Messages dans cette couleur (ou à peu près...) : modération du forum

Ghulam e Akbar
Civis
Civis
Messages : 9
Inscription : jeu. 13 mars 2014, 18:22

Re: Le sado-masochisme est-il un péché ?

Message non lu par Ghulam e Akbar » sam. 15 mars 2014, 20:09

Oui, relisez bien. Je n'ai jamais dit que le meurtre était contraire à l'harmonie divine. J'ai choisi de vivre en société, donc je refuse le meurtre - de manière circonstancielle et pour des raisons pratiques. Dans la jungle, je n'aurais aucun scrupule à déchiqueter mon adversaire ou ma proie potentielle.

Ghulam e Akbar

Ghulam e Akbar
Civis
Civis
Messages : 9
Inscription : jeu. 13 mars 2014, 18:22

Re: Le sado-masochisme est-il un péché ?

Message non lu par Ghulam e Akbar » sam. 15 mars 2014, 20:24

Je ne crois pas en la liberté complète d'un individu seul, Teano. Et je ne crois pas du tout être libre. Mais oui, je suis infiniment plus heureux depuis que je l'ai accepté au lieu de me rebeller contre "ma" nature.

Quant à la pratique, vous pouvez en effet, la nommer "rite" car c'est bien pour moi, ce dont il s'agit. Et ce rite ouvre à la vie. En tout cas, pour moi, tant que je le pratique selon des codes qui valent ce qu'ils valent, mais qui, dans ma propre faiblesse, m'ouvrent à cette part d'infini qui brûle de l'intérieur comme de la glace en flammes.
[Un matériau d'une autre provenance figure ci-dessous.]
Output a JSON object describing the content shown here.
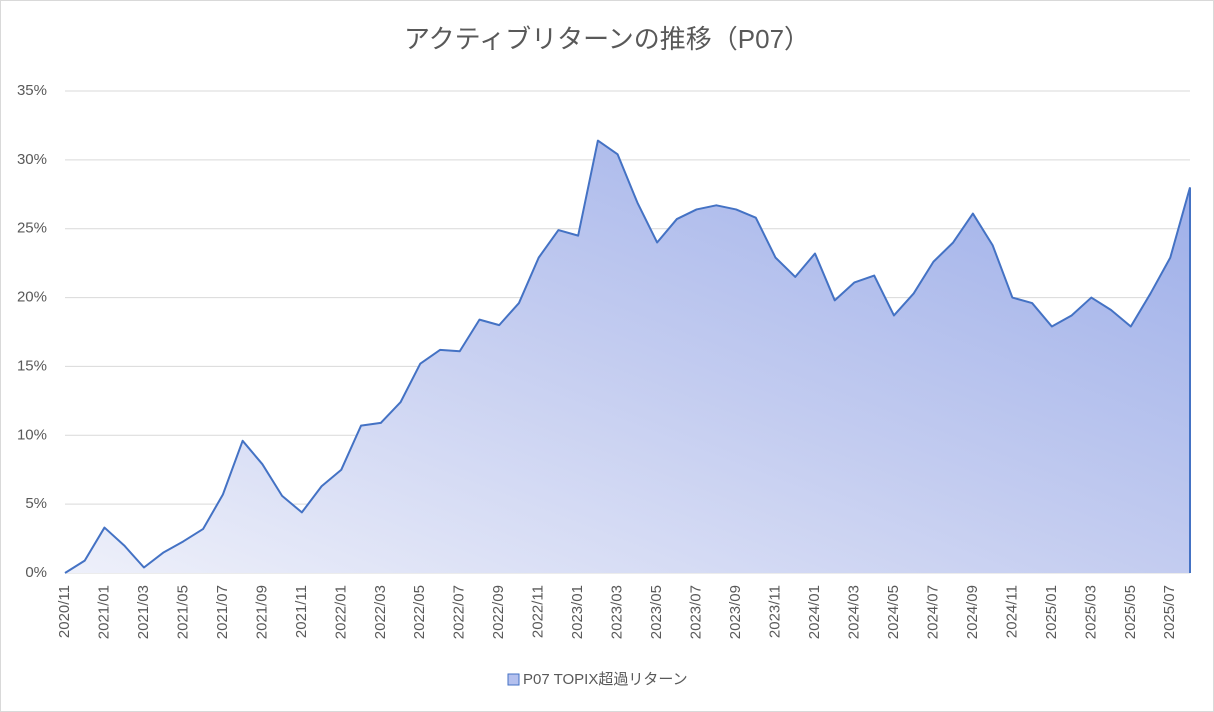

Mais ne me demandez pas de décrire ce que vous ne sauriez sentir avec moi. On l'a ou on ne l'a pas. Ou on en a un autre.

Ghulam e Akbar

Avatar de l’utilisateur
mike.adoo
Tribunus plebis
Tribunus plebis
Messages : 1314
Inscription : sam. 08 mai 2010, 11:37

Re: Le sado-masochisme est-il un péché ?

Message non lu par mike.adoo » sam. 15 mars 2014, 20:38

antoine93 a écrit : (petite précision : le SM n'est pas "sexuel" en soi, et peut très bien rester strictement platonique)
Le sado-masochisme platonique ... Un bon sujet de thèse ... ;)

jeanbaptiste
Pater civitatis
Pater civitatis
Messages : 3085
Inscription : mer. 30 avr. 2008, 2:40

Re: Le sado-masochisme est-il un péché ?

Message non lu par jeanbaptiste » sam. 15 mars 2014, 22:13

Oui, relisez bien. Je n'ai jamais dit que le meurtre était contraire à l'harmonie divine. J'ai choisi de vivre en société, donc je refuse le meurtre - de manière circonstancielle et pour des raisons pratiques. Dans la jungle, je n'aurais aucun scrupule à déchiqueter mon adversaire ou ma proie potentielle.
C'est bien ce que j'avais compris.

Donc si vous viviez dans un pays où le sadomasochisme est un crime, vous ne le pratiqueriez pas je suppose ?
Tant que nous vivons en société, la morale (locale et relative, indubitablement) reste nécessaire. À travers sa relativité, elle est peut-être même une incarnation de l'harmonie divine. Mais la fossiliser est selon moi, ridicule. Elle bouge, nécessairement. Elle diffère.
Pourquoi la "fossiliser" serait-il plus ridicule que de la faire bouger selon vos critères, puisque vous postulez que cette morale sociale est au fond relative, pratique, nécessaire et totalement circonstanciée à un lieu ? Quelle soit mouvante ou fossilisée ne change au fond rien tant qu'elle est utile à la société.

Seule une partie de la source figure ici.